After 3 cigarettes back to back, I almost passed out. And then I looked for dinner. The food in my house officially consisted of half a head of cabbage, a bottle of Italian dressing, a bottle of maple syrup, and a packet of kool-aid.

So I scraped all my cash together and went to the store, where I bought everything that $16.43 could buy, including more cabbage, milk, spanish rice mix, peanut butter, jelly, bread, and tonight's special meal: chocolate pudding and graham crackers.

It's now 7:00, and I am feeling fat and sassy.

And I have to do it all over again tomorrow at 9:00 am.

Ugh.

Saturday, August 15, 2009

A Toast To Our Fallen Slugs


So, school finally starts in a few days. Well, technically, orientation starts in a few days. But I'm so desperate to be back in the academic setting that I'll count it just the same.

It's been a long summer since graduation. Here's what I've done:

1. Moved back to Illinois.
2. Taught Creative Non-Fiction for a week and a half at an academic enrichment camp for kids in Pennsylvania.
3. Stopped teaching halfway through the planned three week session because an epidemic of flu broke out at the camp and all the kids were sent home.
4. Got really bored in Pennsylvania and went to Philly with friends.
5. Danced in Philly with the whitest dude on earth. Don't judge me. He was hot.
6. Came back to my Illinois apartment and began unpacking.
7. Drank a $4 bottle of pink champagne.
8. Painted 3 bookcases and 3 wooden boxes (see pictures below).


9. Drank another $4 bottle of pink champagne while Skyping my besties, who are entirely too far away.
10. Stepped on a slug in my bare feet.
11. Watched another slug eat the slug corpse.
12. Watched a bird attack a squirrel. The squirrel survived.
13. Walked past a guy spot-welding a parking lot.
14. Drank another bottle of $4 pink champagne. Washed it down with a $4 bottle of extra dry champagne.
15. Rescued a slug from my bathtub.
16. Mourned the death of John Hughes by cutting my hair like Molly Ringwald's in Pretty in Pink (see picture below).

17. Freaked out about my declining brain and began reading Freud's Character and Culture.

But here's the good news: it can't get any worse, right? Sigh. Now if you'll excuse me, there's a slug convention going on outside, and I've been asked to take notes.

Sunday, May 17, 2009

Maybe a tweed suit in my case....

Imagine a professor. What do you see?

Forget what you actually saw in college. Now really imagine a professor. He's wearing a tweed blazer with leather elbow patches, right? Probably carrying a stack of books. Maybe has an unfortunate comb-over. And he's totally got a PhD in something.

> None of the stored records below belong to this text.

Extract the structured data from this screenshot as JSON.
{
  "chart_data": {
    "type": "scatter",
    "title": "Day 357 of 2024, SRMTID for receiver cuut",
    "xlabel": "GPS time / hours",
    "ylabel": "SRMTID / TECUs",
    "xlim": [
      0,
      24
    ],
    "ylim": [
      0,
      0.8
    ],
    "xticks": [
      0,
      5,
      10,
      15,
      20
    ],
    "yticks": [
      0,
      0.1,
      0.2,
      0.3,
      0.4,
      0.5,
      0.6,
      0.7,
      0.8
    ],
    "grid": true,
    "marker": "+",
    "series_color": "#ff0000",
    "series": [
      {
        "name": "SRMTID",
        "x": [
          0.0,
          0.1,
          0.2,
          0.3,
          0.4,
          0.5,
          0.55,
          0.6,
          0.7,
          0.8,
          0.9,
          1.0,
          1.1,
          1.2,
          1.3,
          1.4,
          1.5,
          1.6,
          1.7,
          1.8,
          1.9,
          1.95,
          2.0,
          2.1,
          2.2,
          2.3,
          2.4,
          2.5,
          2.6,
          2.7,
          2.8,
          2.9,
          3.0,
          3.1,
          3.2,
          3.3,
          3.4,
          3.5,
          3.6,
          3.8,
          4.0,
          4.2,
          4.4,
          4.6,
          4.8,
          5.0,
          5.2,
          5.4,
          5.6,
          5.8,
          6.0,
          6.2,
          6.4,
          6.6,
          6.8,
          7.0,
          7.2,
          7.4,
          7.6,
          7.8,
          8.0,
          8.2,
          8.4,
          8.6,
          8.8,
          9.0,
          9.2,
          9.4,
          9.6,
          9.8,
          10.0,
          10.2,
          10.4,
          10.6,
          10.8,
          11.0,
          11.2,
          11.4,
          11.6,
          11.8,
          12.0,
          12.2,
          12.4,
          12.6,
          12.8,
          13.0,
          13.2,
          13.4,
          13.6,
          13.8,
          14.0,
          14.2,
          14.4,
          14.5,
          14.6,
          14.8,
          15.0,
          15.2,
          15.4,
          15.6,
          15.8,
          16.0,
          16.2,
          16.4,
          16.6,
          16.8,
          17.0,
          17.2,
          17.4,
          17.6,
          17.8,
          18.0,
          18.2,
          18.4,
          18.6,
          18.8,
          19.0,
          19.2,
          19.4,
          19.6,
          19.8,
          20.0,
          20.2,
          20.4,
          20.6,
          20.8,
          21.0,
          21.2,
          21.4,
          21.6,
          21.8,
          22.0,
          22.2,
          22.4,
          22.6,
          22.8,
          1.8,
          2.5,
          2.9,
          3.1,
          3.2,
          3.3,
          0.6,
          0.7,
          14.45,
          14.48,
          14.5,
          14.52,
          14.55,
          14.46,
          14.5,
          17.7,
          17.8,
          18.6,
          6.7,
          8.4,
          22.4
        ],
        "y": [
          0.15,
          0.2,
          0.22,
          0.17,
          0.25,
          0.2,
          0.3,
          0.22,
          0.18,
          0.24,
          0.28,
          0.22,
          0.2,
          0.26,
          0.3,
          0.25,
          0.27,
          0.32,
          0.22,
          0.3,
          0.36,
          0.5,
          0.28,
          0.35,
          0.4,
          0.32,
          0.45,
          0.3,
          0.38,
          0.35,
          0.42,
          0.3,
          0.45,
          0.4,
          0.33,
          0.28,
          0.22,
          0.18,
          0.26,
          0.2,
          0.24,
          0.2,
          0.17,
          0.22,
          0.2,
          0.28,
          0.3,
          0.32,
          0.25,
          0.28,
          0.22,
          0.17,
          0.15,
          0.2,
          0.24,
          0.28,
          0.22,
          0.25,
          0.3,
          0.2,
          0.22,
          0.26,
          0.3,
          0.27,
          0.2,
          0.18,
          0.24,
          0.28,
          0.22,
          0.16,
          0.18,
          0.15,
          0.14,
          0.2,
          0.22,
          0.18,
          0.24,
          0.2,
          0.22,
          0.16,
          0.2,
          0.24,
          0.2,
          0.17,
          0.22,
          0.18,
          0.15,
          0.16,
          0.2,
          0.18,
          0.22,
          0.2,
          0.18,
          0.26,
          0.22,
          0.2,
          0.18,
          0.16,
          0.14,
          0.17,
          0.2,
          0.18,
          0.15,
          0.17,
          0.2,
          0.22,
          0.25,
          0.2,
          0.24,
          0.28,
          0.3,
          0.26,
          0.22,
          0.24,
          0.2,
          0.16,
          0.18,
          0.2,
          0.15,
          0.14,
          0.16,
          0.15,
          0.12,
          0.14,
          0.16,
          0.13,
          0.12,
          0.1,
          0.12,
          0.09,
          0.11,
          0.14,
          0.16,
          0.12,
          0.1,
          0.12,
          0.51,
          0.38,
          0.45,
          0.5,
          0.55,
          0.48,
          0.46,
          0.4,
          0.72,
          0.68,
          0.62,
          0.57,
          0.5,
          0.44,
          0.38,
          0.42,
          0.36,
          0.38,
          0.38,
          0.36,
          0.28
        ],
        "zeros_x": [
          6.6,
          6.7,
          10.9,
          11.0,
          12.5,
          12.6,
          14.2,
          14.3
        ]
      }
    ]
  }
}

This is my journey into that stereotype. Over the next four years, I'll be working on a PhD in Mass Communications and Media Arts at Southern Illinois, and this is the log of my journey. When it's all said and done, I hope to have amazing hair, a fabulous leather (or faux leather, if you prefer) satchel to carry my books in, and a tweed blazer. Or maybe just a tweed power suit. I'm pretty sure the elbow patches don't arrive until tenure.